Vragen over kwekersrecht
Een bijdrage van Hortis Legal.
Introductie
Al eeuwenlang zorgen plantveredelaars voor diversiteit in groenten, fruit en siergewassen. Door planten te kruisen, probeert een veredelaar de goede eigenschappen van verschillende planten in het nakomelingschap te verenigen.
De belangrijkste eigenschappen waarop veredeld wordt zijn:
- Resistenties tegen ziekten en plagen,
- Verhoging van de opbrengst,
- Verbetering van kwaliteit (zoals bewaarbaarheid, smaak),
Door middel van selectie probeert de veredelaar vervolgens uit het nakomelingschap planten te selecteren, die de meest optimale combinatie van goede eigenschappen uit beide ouders vertonen.
Plantenveredeling, oftewel het ontwikkelen van nieuwe rassen, heeft een grote bijdrage geleverd aan de grote stijging van de landbouwproductiviteit van de afgelopen decennia. Daarnaast is plantenveredeling enorm belangrijk voor maatschappelijke vragen rond voedsel, handel, milieu en werkgelegenheid. Nederland heeft met de landbouw als economische grootmacht een sterke positie in de plantensector verworven. Twee derde deel van de Nederlandse oppervlakte wordt gebruikt voor de landbouw. Tussen 1950 en nu vervijfvoudigde de Nederlandse landbouwproductie en werd Nederland nummer 3 van de werelds grootste landbouwexporteurs. Tussen 1995 en 2003 steeg de bruto toegevoegde waarde van de Nederlandse landbouwsector van 32,3 miljard tot 41,8 miljard euro en daarmee heeft de landbouwsector mondiaal een belangrijk aandeel in de economie gekregen.
*Let op, omdat de Nederlandse Zaaizaad- en Plantgoedwet 2005 (‘ZPW’) nagenoeg parallel loopt met de Communautaire kwekersrechtverordening 2100/94 (‘CKV’) en de artikelen in veel opzichten slechts in woordkeuze van elkaar verschillen, worden in deze presentatie artikelen van zowel de ZPW alsmede de CKV door elkaar heen gebruikt om de hoofdlijnen van het kwekersrecht te omschrijven.

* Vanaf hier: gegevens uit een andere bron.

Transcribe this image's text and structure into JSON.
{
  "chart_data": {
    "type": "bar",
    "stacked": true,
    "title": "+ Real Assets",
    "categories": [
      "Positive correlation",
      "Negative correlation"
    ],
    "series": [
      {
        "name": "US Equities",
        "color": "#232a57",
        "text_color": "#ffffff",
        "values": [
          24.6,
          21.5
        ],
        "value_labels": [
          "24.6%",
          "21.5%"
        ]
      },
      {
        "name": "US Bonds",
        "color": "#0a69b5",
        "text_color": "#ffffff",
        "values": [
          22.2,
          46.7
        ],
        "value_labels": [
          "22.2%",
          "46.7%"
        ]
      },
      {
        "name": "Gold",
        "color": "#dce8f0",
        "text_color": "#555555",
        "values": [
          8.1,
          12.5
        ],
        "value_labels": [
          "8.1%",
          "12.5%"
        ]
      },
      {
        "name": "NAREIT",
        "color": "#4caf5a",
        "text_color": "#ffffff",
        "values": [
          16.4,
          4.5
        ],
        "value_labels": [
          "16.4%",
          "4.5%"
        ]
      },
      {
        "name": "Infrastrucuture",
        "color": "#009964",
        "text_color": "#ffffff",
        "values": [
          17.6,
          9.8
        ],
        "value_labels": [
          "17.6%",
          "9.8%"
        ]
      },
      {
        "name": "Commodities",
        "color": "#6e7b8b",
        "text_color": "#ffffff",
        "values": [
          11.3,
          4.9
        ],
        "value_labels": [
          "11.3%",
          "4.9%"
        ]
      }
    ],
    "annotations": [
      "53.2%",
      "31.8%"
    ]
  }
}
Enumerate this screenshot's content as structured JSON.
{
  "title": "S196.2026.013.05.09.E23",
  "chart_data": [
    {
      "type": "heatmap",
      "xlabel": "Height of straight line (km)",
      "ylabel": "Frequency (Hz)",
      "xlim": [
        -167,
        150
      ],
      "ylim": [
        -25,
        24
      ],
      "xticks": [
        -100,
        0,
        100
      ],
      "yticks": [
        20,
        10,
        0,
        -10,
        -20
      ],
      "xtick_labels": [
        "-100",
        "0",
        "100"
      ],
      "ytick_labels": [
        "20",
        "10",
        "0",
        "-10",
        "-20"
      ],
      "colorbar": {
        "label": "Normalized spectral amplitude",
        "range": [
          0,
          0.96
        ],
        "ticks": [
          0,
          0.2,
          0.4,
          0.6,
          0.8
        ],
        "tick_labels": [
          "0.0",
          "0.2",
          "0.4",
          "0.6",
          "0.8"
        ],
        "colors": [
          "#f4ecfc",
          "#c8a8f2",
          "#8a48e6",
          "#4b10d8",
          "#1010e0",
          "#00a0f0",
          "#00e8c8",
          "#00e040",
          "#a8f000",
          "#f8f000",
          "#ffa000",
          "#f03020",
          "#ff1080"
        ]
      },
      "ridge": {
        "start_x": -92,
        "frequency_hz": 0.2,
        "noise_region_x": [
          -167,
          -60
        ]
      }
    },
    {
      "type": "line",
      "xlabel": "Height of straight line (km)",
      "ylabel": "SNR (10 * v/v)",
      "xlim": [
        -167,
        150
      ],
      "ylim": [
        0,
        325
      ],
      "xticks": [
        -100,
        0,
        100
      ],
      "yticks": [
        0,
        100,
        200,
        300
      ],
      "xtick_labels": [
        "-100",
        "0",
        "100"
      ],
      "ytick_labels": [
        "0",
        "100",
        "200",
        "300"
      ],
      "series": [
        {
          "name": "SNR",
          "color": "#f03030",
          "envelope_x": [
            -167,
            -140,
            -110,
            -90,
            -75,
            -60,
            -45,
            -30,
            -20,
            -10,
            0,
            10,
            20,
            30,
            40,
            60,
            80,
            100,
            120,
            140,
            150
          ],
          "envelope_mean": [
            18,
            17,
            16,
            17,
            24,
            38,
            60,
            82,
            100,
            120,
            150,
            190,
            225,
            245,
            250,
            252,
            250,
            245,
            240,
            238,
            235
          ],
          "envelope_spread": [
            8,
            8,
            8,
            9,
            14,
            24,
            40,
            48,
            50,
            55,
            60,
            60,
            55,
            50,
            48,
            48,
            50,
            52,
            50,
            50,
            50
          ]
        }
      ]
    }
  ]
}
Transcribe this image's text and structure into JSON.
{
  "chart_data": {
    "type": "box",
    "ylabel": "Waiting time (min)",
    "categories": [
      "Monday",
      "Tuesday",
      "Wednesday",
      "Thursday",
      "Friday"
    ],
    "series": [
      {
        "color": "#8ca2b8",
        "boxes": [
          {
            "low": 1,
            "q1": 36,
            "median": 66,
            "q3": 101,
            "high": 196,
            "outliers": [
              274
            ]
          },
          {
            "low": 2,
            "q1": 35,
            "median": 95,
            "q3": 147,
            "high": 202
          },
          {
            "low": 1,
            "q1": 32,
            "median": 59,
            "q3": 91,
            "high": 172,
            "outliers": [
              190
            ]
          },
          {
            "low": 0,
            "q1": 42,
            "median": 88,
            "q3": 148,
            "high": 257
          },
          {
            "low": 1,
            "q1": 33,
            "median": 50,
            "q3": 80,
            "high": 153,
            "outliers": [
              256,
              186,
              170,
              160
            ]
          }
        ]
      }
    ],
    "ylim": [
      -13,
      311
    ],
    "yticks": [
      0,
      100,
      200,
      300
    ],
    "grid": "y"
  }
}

Waarom bescherming op kweekproducten?
Het is heel lang de discussie geweest of voortbrengselen uit Moeder Natuur aan iemand kunnen worden toegeëigend door middel van het intellectuele eigendomsrecht. Gaandeweg ontstond hier internationaal echter steeds meer behoefte naar, om de volgende redenen:
De jarenlange investering en creativiteit van de veredelaar alvorens een nieuw gewas tot geboorte komt is vergelijkbaar met de inspanning van een uitvinder;
- Economisch belang; (handel, werkgelegenheid etc.)
- Belonings-beginsel; (je krijgt er exclusiviteit voor terug)
- Scherpzinnigheid en stimulering voor anderen;
- Openbaarmaking dient algemeen belang;
Hoofdargument
Alleen een tijdelijk monopolie de uitvinder de mogelijkheid biedt om de veelal hoge kosten, die aan de totstandkoming van een uitvinding verbonden zijn, terug te verdienen & tegelijkertijd de periode, die nodig is voor het marktrijp maken van de uitvinding, te overbruggen.
Wat houdt het kwekersrecht in?
Het kwekersrecht is een tijdelijk monopolie waardoor een veredelaar zich kan beschermen tegen het risico dat anderen zijn resultaat – het nieuwe ras of de nieuwe vinding – zonder toestemming klakkeloos kopiëren, imiteren en commercialiseren. De duur van de bescherming bedraagt in het kwekersrecht voor een klein aantal rassen 30 jaar, voor alle andere 25 jaar, te rekenen vanaf het moment van verlening (art. 72 ZPW).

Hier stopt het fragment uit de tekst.